Background on this: the SEIU was forced to cough up a copy of its “Contract Campaign Manual” as part of a court case – and it’s an interesting little document. The whole thing reads, as F. Vincent Vernuccio notes in the Washington Times, as a step-by-step checklist on how to manipulate… just about everything, really… in the course of forcing favorable negotiation terms. Mostly because that’s what it actually is.
Lots of people are going to concentrate on passages like this:
Union members sometimes must act in the tradition of Dr. Marin Luther King and Mohatma Gandhi and disobey laws which are used to enforce injustice against working people.
or
It may be a violation of blackmail and extortion laws to threaten management officials with release of ‘dirt’ about them if they don’t settle a contract. But there is no law against union members who are angry at their employer deciding to uncover and publicize factual information about individual managers.
…as they should, frankly. But looking at the document itself tells you something interesting about SEIU: it apparently hasn’t had an original thought in its collective head since, I don’t know, about 1985 or so*.
Seriously, are these people idiots or something? They’re using an unrevised contract negotiation manual that’s old enough to vote? The font alone is a dead giveaway that nobody’s critically thought about this thing in over a decade and a half: in fact, the generally poor condition of the copy given to the courts as part of the case suggests that the SEIU may not even have a clean version of it in digital form in the first place. There’s probably one kind-of OK copy somewhere in the files of the central office, and they use that to make as many photocopies as they need, when they need it** – and no, this isn’t nit-picking: it reveals a serious problem in their training system. I’ve been in office situations where the training manuals were done once, then never ever ever corrected or updated; and, after about three years or so, new hires quickly learn to never bother with the manuals, because they’re useless.
And there’s my point: this manual may be great on walking union goons through the finer points of descending en masse on people’s homes and scaring teenagers, but it’s less than useless when it comes to controlling the media narrative. It’s amazing that what’s supposed to be a standardized collection of labor relation wisdom does things like:
- Provide sample “community surveys” (read: data-mining) that don’t have a place on the form for an email address;
- Discussing “Using the Media” without once contemplating that cheap video cameras and ubiquitous internet access means that you can no longer designate an ‘official’ face of the moment and make it stick;
- Discussing “Organizing Your Media Campaign” with the same lack of self-awareness as the last point;
- Having a section called “Let Members Do the Talking” in the first place, when half of Big Labor’s PR problems these days involves an union member taking a slap at somebody, usually while (helpfully) in full union costume;
- Having a section called “Researching Media Outlets” that does not have the words ‘internet,’ ’email,’ or ‘computer’ in it;
- Having a section called “Educating The Media About The Campaign” with the same omissions;
- Having a section called “Helping Reporters Do Their Jobs” that has both the aforementioned omissionsand the aforementioned lack of self-awareness;
- “Creating News.” Oh, this is the fun one! I could be boring, and belabor the point about how this section doesn’t actually tell you a darn thing about how to generate media buzz in a world where this little beauty is no longer state of the art for computers. Or I could just quote this passage: “An electronics supply store can show you the jacks and cords you will need so you can playback from your tape recorder directly over the phone line.”

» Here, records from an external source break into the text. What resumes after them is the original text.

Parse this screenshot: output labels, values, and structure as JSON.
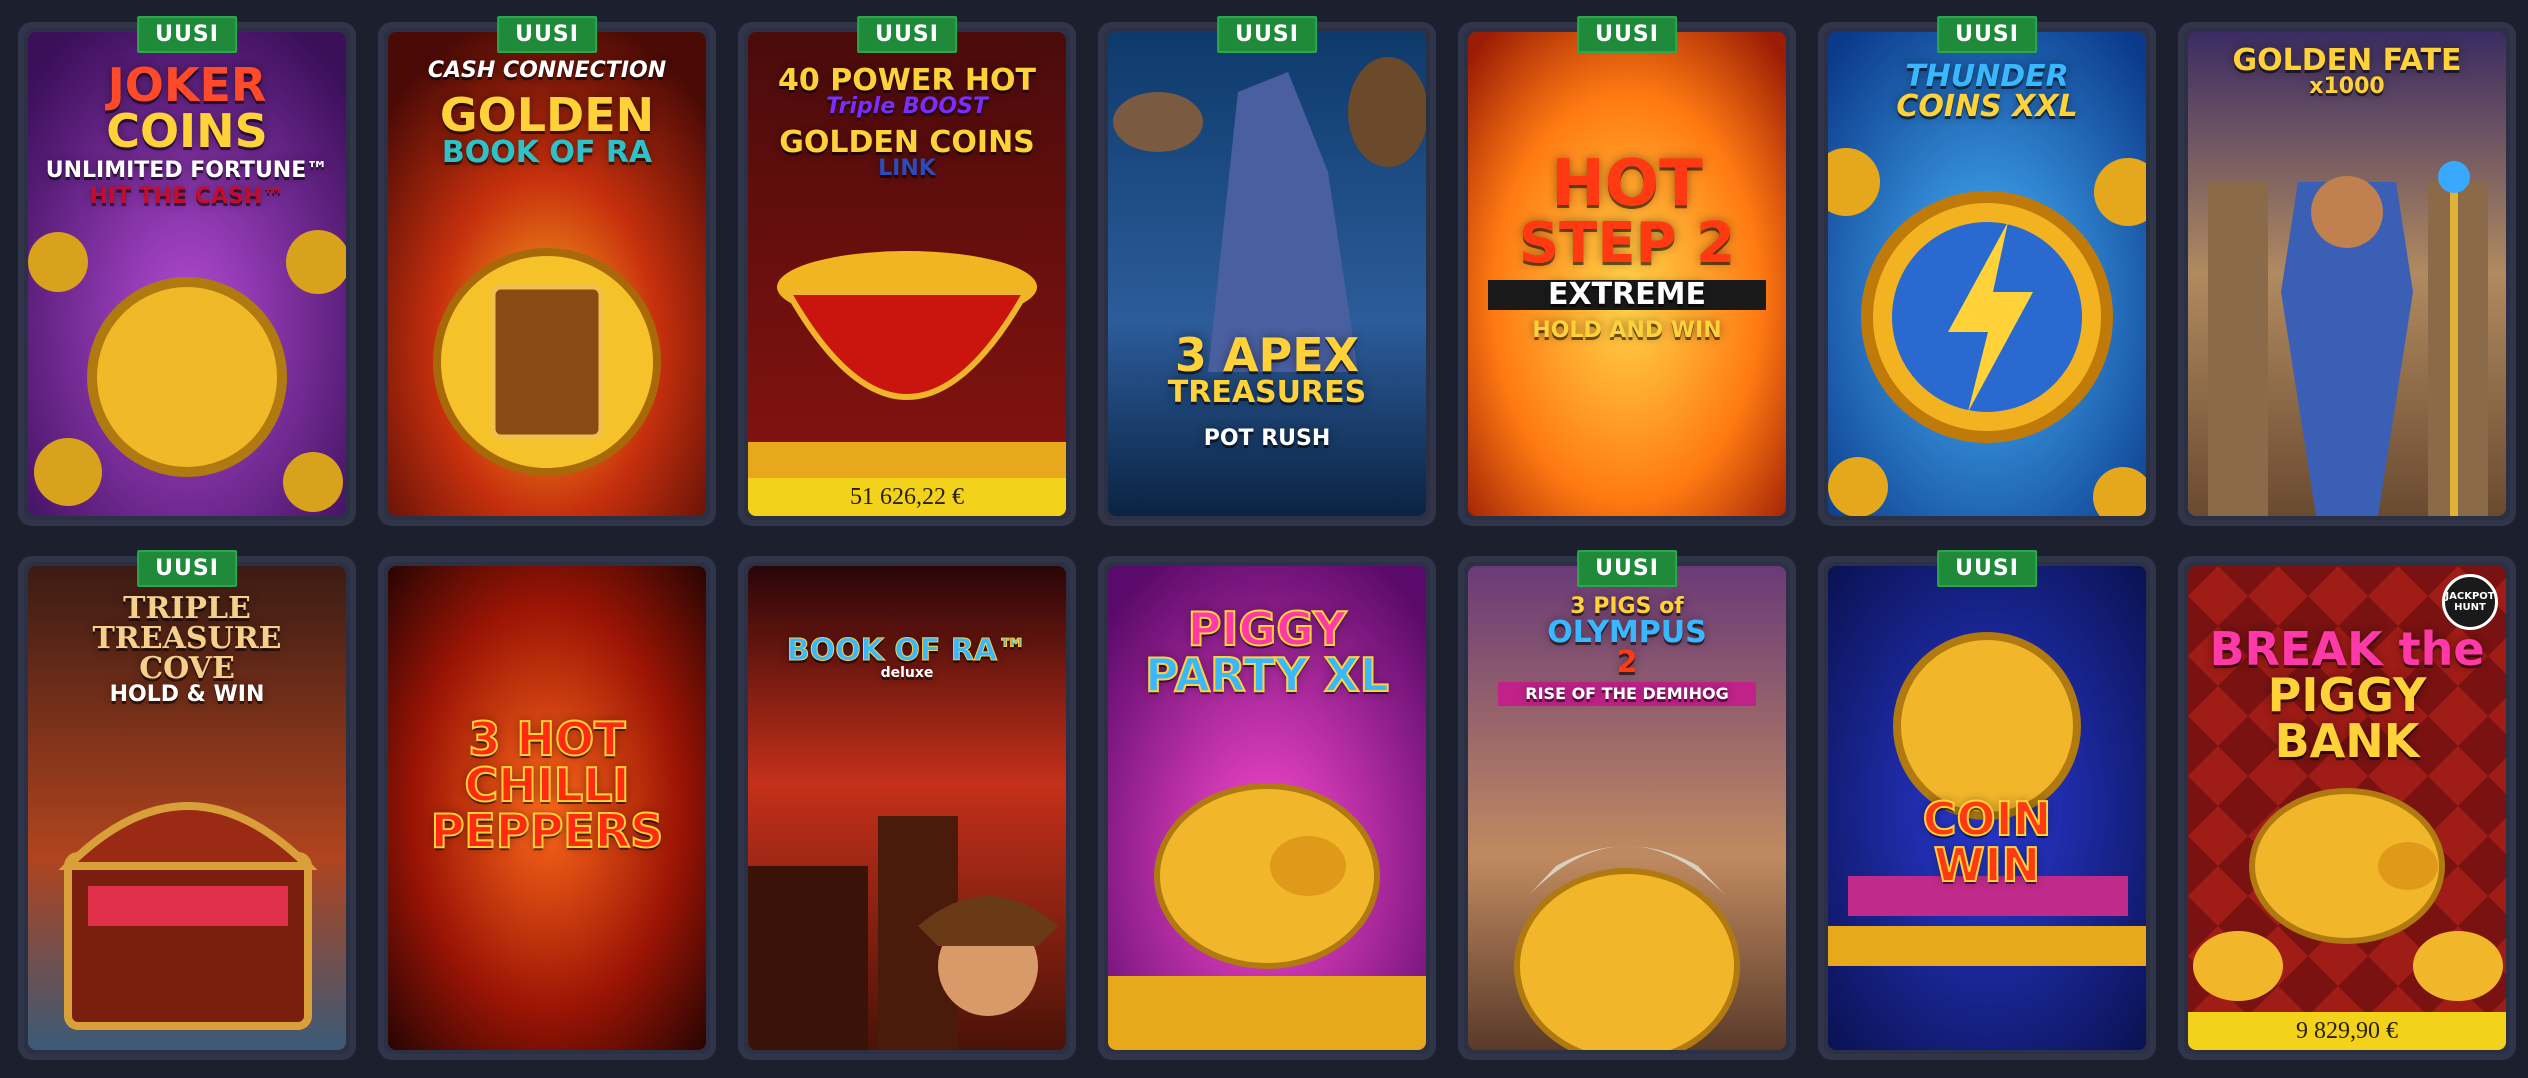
{
  "badge_label": "UUSI",
  "colors": {
    "background": "#1b1f2e",
    "card_frame": "#2b3044",
    "badge": "#1f8a3a",
    "jackpot_bar": "#f3d21b"
  },
  "games": [
    {
      "lines": [
        "JOKER",
        "COINS",
        "UNLIMITED FORTUNE™",
        "HIT THE CASH™"
      ],
      "new": true,
      "jackpot": null
    },
    {
      "lines": [
        "CASH CONNECTION",
        "GOLDEN",
        "BOOK OF RA"
      ],
      "new": true,
      "jackpot": null
    },
    {
      "lines": [
        "40 POWER HOT",
        "Triple BOOST",
        "GOLDEN COINS",
        "LINK"
      ],
      "new": true,
      "jackpot": "51 626,22 €"
    },
    {
      "lines": [
        "3 APEX",
        "TREASURES",
        "POT RUSH"
      ],
      "new": true,
      "jackpot": null
    },
    {
      "lines": [
        "HOT",
        "STEP 2",
        "EXTREME",
        "HOLD AND WIN"
      ],
      "new": true,
      "jackpot": null
    },
    {
      "lines": [
        "THUNDER",
        "COINS XXL"
      ],
      "new": true,
      "jackpot": null
    },
    {
      "lines": [
        "GOLDEN FATE",
        "x1000"
      ],
      "new": false,
      "jackpot": null
    },
    {
      "lines": [
        "TRIPLE",
        "TREASURE",
        "COVE",
        "HOLD & WIN"
      ],
      "new": true,
      "jackpot": null
    },
    {
      "lines": [
        "3 HOT",
        "CHILLI",
        "PEPPERS"
      ],
      "new": false,
      "jackpot": null
    },
    {
      "lines": [
        "BOOK OF RA™",
        "deluxe"
      ],
      "new": false,
      "jackpot": null
    },
    {
      "lines": [
        "PIGGY",
        "PARTY XL"
      ],
      "new": false,
      "jackpot": null
    },
    {
      "lines": [
        "3 PIGS of",
        "OLYMPUS",
        "2",
        "RISE OF THE DEMIHOG"
      ],
      "new": true,
      "jackpot": null
    },
    {
      "lines": [
        "COIN",
        "WIN"
      ],
      "new": true,
      "jackpot": null
    },
    {
      "lines": [
        "JACKPOT HUNT",
        "BREAK the",
        "PIGGY BANK"
      ],
      "new": false,
      "jackpot": "9 829,90 €"
    }
  ]
}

…And I’m going to end on that point, even though there are two more sections that can be mocked, in roughly the same fashion as the previous ones; that bit about ‘electronics supply stores’ and ‘cords’ and ‘tape recorders’ and ‘phone line’ kind of makes my point for me. We live in what is becoming a post-digital world; one where distributive networks have already transformed the basic nature of communication and production, and we’re now just seeing the secondary and tertiary implications play out from that. Meanwhile, Big Labor groups like SEIU are still mired in a purely analog rut like so many reactionary Luddites, grimly pursuing a public relations and media strategy that may have worked perfectly well from 1950 to 1990… which is to say, one that is woefully out of date. Entertainingly, this is pretty much on par with the rest of their organizational model.
I’d say ‘poor, poor dinosaurs‘ and maybe even almost mean it, except that SEIU goons like to hit people. In which they’re much like the rest of Big Labor, really.
Moe Lane (crosspost)
*That’s my best guess, based on the old-person font and the fact that the whole thing was clearly written before the concept of a worldwide, distributed computer network had really become familiar to Americans. It could possibly have been written as late as 1990 or 1991, but by the time I started graduate school we were already seeing things like Mosaic pop up. Surely they would have noticed that, correct? Or even the old BBSs? Certainly AOL was up and running by 1993 (however you’d like to define it)… and yet there’s no noting of this new computing paradigm. I feel reasonably comfortable pegging this as being a mid-Eighties publication, in other words.
**I base this on over a decade and a half of working in offices that had not yet embraced this marvelous thing that we call ‘PDF.’ Or ‘computer networks.’